Le chef d’accusation initial était l’homicide volontaire, un délit imprescriptible. La Cour d’assises l’a requalifié en homicide involontaire avec circonstances aggravantes. Cette reformulation n’a pas effacé la responsabilité de Schmiedheiny dans cette hécatombe, mais elle a eu automatiquement pour effet de frapper de prescription un nombre important de dossiers où les charges contre Schmidheiny étaient importantes.
Enfin, pour quelques autres cas individuels, Schmidheiny a été mis hors de cause pour des motifs que nous connaîtrons précisément lorsque la Cour rendra publiques les motivations de ses décisions (elle a 90 jours pour le faire).
Quoi qu’il en soit, ne perdons pas de vue l’essentiel :
SCHMIDHEINY A ÉTÉ RECONNU RESPONSABLE ET CONDAMNÉ À 12 ANS DE PRISON FERME.
" Enfin un juge a donné un nom et un prénom à la tragédie de Casale Monferrato " a déclaré le procureur Gianfranco Colace à la fin de la lecture du verdict. « Nous savons maintenant que le responsable est l'accusé que nous avons traduit en justice », a-t-il ajouté, se félicitant de la « quantité impressionnante de preuves réunies au cours de l’instruction ».
Cette décision de justice était très attendue à Casale Monferrato où – 37 ans après la fermeture d’Eternit - l’amiante continue à tuer 50 personnes par an.
Elle était aussi attendue par des associations de victimes de tous les continents. Plusieurs d’entre elles - dont l’Andeva - sont venues par solidarité assister à l’audience. Dès que le jugement a été connu, l’AFeVA, qui défend depuis des décennies les victimes de Casale Monferrato, a reçu une pluie de messages de félicitations de Suisse, de Belgique, de Hollande, des États-Unis, du Canada, du Brésil ou d’Asie…
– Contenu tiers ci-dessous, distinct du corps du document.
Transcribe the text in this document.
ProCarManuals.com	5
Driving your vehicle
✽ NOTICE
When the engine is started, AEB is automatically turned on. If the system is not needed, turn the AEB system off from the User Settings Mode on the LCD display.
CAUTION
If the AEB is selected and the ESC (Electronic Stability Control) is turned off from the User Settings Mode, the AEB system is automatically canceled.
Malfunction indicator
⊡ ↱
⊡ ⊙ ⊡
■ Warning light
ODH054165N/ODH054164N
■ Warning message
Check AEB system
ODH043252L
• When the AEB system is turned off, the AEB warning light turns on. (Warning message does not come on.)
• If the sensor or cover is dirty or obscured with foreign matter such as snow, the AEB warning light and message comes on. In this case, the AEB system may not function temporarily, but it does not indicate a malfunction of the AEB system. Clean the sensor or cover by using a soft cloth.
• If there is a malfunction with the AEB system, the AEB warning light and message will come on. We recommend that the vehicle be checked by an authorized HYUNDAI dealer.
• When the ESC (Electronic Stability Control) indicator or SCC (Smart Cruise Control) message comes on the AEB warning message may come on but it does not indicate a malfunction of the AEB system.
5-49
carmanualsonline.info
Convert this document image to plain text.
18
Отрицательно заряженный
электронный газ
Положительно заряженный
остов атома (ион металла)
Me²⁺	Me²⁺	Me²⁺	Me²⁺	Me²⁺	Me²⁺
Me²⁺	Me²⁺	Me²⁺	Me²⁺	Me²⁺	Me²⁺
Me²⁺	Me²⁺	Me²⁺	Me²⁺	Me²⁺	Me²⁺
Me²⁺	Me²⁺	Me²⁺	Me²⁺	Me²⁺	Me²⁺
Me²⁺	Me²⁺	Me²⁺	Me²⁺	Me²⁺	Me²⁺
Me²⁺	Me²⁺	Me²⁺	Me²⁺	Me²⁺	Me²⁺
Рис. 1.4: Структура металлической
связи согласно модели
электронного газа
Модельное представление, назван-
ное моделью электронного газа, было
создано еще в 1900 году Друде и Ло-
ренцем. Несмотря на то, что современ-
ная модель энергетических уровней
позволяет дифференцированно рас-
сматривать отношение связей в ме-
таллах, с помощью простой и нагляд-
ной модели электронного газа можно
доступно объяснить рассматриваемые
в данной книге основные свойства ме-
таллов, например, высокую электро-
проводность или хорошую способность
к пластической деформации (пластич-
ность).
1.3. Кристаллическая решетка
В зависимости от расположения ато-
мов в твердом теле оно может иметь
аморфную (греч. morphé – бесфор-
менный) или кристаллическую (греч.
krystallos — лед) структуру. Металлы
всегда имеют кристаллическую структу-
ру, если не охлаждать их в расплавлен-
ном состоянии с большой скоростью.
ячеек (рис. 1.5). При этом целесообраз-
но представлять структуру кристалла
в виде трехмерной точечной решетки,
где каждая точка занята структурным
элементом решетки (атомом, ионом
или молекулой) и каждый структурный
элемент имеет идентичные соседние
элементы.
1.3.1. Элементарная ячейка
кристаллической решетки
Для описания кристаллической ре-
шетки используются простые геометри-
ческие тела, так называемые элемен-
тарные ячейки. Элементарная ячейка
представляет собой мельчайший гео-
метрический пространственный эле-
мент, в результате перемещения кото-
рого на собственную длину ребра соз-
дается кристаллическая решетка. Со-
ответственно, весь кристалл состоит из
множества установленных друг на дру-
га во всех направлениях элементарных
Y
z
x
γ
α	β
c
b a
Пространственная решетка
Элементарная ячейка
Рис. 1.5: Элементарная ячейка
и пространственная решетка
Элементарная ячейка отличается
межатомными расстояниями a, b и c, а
Il s’agit aujourd’hui d’un jugement en première instance. L’affaire ira certainement en appel, puis en cassation. Il faudra contraindre cet industriel suisse à respecter ces décisions de la justice italienne, ce qui n’est pas gagné. La route est encore longue. Mais cette victoire est un formidable encouragement à continuer le combat pour que les responsables de la catastrophe sanitaire de l’amiante soient jugés au pénal dans tous les pays.
En France, où les premières plaintes au pénal ont été déposées il y a un quart de siècle, des juges d’instruction du pôle de Santé publique rendent des non-lieux et le Parquet fait toujours obstacle à la tenue d’un procès pénal pour juger les responsables.
L’Andeva a rencontré le groupe d’études amiante de l’Assemblée nationale. Au lendemain de cette première rencontre, elle a redemandé la création d’une commission d’enquête parlementaire sur les raisons du naufrage de l‘institution judiciaire dans le dossier pénal de l’amiante, mais aussi dans celui du chlordécone et d’autres catastrophes sanitaires.